What's the least inelegant way to ingest CSV w/JS?
I'm working on a pair of scripts that will allow me to export form field names and descriptions from InDesign, and re-import fresh descriptions after I get them back from the translator. I have already (some years ago) written a similar script for Acrobat, where I've written a tool* that extracts all of the form names and tooltips and stores them in a CSV. Then I can have that CSV translated, which comes back to me as an Excel file. Then I... uh...
... here's the embarassing part that I don't want to share with you folks who write Real Code...

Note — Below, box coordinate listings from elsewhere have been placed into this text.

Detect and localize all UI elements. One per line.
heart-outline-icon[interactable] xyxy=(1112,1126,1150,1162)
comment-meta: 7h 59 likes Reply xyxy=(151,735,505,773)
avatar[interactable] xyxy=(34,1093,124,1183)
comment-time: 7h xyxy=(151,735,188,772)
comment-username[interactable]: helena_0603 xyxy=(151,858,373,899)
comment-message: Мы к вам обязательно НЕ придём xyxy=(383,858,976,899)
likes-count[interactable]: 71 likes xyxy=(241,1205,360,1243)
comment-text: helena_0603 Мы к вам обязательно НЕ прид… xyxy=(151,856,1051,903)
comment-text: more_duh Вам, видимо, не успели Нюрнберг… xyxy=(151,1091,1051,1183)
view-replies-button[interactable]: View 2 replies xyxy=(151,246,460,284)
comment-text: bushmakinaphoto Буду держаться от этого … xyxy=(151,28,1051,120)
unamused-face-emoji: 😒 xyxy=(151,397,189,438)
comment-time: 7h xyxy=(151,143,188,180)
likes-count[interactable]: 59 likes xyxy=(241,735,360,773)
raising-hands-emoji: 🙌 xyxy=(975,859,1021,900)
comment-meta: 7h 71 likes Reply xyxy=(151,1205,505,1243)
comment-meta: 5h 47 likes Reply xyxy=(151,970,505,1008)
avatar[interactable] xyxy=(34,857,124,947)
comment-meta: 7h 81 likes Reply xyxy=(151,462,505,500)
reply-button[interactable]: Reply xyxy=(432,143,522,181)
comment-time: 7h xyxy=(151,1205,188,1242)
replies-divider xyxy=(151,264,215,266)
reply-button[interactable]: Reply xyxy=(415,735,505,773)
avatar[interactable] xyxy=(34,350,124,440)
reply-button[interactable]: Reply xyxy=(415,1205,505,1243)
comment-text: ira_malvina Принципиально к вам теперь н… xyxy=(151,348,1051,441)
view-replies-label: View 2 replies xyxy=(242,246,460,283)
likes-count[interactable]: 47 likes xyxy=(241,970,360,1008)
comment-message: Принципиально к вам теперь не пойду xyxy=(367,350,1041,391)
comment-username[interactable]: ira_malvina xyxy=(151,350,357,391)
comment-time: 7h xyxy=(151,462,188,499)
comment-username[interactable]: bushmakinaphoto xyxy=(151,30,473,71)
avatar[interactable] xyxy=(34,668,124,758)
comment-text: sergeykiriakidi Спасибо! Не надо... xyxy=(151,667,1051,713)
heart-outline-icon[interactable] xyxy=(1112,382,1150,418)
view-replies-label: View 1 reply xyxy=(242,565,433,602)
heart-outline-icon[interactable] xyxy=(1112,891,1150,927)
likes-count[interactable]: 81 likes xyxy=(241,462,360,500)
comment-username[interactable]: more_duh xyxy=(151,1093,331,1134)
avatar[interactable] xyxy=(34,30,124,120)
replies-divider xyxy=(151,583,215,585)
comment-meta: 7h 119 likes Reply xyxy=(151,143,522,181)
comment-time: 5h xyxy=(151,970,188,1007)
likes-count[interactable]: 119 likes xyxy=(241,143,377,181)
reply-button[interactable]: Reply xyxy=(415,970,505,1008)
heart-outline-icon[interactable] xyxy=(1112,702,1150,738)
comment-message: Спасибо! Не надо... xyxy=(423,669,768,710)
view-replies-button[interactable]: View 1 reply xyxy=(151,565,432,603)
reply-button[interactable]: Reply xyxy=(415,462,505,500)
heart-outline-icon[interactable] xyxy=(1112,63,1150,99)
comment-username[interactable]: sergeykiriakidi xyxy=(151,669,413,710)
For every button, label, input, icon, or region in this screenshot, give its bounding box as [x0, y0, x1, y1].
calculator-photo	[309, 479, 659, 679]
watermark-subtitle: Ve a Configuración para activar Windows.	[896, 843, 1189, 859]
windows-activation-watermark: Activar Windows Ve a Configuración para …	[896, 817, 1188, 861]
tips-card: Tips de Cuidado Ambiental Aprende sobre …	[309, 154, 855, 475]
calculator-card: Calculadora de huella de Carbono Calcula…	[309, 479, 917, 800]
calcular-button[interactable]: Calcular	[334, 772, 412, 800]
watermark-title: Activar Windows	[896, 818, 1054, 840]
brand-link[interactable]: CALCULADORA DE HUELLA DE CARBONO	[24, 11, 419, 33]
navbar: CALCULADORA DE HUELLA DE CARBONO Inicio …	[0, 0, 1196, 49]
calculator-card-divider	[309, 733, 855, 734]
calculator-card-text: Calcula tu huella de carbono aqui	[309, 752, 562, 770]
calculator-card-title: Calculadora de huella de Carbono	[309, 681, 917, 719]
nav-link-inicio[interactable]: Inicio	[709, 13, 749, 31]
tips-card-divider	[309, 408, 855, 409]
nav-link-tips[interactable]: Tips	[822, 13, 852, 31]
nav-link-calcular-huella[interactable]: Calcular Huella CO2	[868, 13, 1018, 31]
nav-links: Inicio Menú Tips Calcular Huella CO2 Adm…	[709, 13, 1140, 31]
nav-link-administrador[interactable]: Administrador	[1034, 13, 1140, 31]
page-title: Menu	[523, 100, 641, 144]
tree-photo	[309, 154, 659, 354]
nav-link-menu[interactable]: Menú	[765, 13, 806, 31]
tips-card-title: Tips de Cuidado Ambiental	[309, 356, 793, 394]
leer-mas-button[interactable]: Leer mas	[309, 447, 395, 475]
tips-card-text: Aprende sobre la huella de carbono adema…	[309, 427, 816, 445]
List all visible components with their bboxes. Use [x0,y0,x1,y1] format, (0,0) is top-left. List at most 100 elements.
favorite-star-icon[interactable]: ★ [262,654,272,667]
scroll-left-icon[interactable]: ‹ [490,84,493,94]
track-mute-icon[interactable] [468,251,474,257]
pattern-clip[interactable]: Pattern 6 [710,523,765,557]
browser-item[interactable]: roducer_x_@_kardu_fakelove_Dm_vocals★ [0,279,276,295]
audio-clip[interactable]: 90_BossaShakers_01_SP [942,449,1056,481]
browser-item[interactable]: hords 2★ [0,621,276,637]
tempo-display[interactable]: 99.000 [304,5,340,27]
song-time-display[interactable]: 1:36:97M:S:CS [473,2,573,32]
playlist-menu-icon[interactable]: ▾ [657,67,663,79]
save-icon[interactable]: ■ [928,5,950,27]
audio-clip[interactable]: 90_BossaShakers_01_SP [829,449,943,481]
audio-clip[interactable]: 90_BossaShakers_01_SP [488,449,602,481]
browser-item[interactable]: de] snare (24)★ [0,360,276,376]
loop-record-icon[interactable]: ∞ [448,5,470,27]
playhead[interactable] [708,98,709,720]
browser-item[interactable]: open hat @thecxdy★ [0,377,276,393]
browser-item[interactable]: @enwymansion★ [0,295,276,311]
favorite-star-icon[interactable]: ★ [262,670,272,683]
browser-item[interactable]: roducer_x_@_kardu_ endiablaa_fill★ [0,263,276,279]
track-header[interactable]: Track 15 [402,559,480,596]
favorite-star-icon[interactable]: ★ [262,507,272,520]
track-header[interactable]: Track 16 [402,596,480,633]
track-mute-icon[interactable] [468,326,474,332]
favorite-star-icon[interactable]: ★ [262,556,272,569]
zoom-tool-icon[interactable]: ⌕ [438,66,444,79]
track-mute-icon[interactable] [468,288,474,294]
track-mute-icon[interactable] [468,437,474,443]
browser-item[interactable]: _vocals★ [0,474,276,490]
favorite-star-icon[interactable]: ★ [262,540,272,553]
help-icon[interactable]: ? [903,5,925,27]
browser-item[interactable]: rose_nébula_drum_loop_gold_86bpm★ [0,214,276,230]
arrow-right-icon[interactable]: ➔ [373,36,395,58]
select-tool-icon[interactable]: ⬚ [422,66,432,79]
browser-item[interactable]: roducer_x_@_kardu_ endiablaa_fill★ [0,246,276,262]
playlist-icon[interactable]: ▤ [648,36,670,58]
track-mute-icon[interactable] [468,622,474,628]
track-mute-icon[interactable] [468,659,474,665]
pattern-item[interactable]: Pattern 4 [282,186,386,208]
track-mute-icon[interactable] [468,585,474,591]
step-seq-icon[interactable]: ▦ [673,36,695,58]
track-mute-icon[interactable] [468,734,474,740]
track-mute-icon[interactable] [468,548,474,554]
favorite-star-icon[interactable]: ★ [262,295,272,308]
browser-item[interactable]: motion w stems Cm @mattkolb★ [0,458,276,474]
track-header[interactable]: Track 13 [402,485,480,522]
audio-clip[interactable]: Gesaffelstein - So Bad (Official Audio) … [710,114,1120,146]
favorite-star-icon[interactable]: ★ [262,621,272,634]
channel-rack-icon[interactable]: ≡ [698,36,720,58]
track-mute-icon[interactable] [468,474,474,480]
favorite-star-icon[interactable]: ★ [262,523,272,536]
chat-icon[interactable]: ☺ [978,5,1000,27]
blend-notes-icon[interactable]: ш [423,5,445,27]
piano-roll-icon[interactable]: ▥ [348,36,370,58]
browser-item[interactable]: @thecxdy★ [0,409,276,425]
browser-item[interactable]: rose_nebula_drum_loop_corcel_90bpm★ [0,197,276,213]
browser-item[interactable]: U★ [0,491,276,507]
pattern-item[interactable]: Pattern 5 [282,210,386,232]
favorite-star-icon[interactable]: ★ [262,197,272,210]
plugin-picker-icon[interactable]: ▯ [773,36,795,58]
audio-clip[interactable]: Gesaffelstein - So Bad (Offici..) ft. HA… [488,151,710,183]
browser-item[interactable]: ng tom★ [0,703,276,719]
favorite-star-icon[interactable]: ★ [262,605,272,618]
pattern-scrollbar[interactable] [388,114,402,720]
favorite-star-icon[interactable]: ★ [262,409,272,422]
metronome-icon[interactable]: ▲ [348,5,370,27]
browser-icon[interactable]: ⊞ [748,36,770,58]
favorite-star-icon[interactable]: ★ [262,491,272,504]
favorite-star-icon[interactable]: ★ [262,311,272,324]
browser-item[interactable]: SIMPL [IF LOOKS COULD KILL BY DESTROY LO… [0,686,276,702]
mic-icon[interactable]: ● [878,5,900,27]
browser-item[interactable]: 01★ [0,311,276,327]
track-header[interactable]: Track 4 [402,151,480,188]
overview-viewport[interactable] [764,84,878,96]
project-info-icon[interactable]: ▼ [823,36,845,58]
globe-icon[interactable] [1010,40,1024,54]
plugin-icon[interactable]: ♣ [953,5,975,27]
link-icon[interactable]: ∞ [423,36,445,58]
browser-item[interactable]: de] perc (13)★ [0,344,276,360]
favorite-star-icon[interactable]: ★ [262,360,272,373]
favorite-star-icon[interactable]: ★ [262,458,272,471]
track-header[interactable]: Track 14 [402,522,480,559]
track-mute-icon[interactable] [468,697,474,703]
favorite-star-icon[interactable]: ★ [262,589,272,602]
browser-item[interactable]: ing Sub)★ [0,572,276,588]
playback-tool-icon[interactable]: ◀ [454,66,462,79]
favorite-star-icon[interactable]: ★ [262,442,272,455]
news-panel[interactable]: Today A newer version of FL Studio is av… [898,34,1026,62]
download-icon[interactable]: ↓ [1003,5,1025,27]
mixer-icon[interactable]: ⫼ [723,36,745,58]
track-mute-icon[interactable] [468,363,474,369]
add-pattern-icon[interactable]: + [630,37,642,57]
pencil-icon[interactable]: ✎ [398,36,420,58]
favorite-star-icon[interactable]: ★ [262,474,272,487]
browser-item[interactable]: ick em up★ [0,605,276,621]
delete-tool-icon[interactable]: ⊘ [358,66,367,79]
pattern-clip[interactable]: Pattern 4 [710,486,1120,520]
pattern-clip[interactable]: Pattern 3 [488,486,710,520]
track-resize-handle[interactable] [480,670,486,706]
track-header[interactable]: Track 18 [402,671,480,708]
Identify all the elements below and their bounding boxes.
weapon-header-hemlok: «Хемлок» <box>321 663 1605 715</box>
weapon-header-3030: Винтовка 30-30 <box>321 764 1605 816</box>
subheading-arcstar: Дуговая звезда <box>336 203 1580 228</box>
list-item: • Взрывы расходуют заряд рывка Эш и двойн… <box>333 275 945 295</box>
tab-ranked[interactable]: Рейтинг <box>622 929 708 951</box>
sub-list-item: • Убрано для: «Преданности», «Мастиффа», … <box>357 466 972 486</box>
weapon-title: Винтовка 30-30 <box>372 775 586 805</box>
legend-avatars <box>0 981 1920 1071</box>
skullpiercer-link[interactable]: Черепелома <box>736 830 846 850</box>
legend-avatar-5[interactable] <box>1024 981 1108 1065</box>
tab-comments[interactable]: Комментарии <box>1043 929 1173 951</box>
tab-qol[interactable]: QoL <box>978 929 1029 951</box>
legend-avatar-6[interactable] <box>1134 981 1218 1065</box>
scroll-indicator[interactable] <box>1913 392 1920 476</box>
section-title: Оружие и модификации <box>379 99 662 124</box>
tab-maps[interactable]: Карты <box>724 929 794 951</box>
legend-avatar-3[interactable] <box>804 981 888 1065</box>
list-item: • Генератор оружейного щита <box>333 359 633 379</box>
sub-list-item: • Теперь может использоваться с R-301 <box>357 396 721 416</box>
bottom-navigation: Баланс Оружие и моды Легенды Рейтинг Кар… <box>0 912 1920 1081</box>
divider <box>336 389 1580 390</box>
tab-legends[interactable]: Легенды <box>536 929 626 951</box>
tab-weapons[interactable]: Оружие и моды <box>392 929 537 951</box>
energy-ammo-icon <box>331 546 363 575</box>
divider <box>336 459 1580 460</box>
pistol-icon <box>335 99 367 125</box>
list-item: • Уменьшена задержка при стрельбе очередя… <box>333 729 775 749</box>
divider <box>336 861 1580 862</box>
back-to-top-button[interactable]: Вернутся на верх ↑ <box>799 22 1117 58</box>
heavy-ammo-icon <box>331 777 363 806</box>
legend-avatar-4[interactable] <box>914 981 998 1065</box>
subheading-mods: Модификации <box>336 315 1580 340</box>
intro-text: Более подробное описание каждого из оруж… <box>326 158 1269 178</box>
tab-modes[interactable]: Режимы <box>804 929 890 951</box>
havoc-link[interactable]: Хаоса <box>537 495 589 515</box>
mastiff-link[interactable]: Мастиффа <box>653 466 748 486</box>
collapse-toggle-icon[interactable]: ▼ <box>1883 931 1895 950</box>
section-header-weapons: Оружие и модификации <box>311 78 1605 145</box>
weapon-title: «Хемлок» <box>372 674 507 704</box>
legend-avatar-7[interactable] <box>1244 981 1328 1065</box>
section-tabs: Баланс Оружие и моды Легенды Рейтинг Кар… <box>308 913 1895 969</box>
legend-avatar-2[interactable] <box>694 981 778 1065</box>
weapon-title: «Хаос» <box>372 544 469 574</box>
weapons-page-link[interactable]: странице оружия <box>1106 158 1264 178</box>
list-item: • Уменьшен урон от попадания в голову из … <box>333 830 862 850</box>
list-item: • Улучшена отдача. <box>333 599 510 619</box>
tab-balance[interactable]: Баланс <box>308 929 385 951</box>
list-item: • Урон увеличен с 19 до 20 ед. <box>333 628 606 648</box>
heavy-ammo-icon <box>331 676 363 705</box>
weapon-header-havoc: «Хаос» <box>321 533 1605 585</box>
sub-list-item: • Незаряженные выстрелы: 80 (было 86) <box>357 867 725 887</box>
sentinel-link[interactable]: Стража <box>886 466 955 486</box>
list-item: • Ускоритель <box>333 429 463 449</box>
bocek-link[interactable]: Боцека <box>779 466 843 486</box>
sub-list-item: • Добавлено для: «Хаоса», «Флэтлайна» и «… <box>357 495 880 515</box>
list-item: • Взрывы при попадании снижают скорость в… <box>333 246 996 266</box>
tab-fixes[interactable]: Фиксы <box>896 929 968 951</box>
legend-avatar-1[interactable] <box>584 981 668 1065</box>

then I open the CSV in Excel and run a VBA that takes every pair of form-names-and-tooltips in the CSV and makes each one into its own line of ExtendScript code. So a pair like
"name","Type name here:"
would be turned into
this.getField("name").userName=["Type name here"];
Then I'd copy/paste the whole dang Excel file into the JS console in Acrobat and run it all at once from the console. I liked this because if there was a line that failed, the JS console would tell me which line, and that would correspond to that line in Excel. Very easy to figure out what has gone wrong, that way (almost always there's a character in the description/tooltip that needs to be escaped for that line to run properly).
However, as you can tell by the fact that I'm ashamed to post about it, I can tell that this workflow is idiosyncratic and Not the Done Thing. And now that I'm recreating this tool for use in InDesign, I'd like to it in some way that won't induce people to point and laugh at my code. So I'm here to ask you folks how people who write Real Code go about it. Creating the CSV from InDesign was fairly easy:
var myDoc = app.activeDocument;
var csvName = myDoc.name + ".csv";
var myFields = myDoc.formFields;
var csvDestination = Folder.selectDialog("Choose destination for .csv");
var csvFile = new File(csvDestination + "/" + csvName);
csvFile.encoding = "UTF-8";
csvFile.open();
for (var i = 0; i < myFields.length; i++) {
csvFile.write(myFields[i].name + "," + myFields[i].description + "\n");
}
csvFile.close();
But I really am at a loss as to how to get the CSV back in after it's been with the translators. You read the CSV in with JS and... Do you parse the CSV content into variables with regex? Do you use .split to turn the list of pairs into an array, then loop through the myDoc.formFields[i] and write in the new descriptions? Should my script trust that the order of field descriptions in the CSV is unchanged from when I extracted them, or should I hit each .formField, check its .name, then match it up with the corresponding .description?
The young people in my circle are telling me that I should use thus-and-so JS library to convert the CSV to JSON first, which honestly feels like an unnecessary step, but maybe there's something here about handling JSON in ExtendScript that I don't know?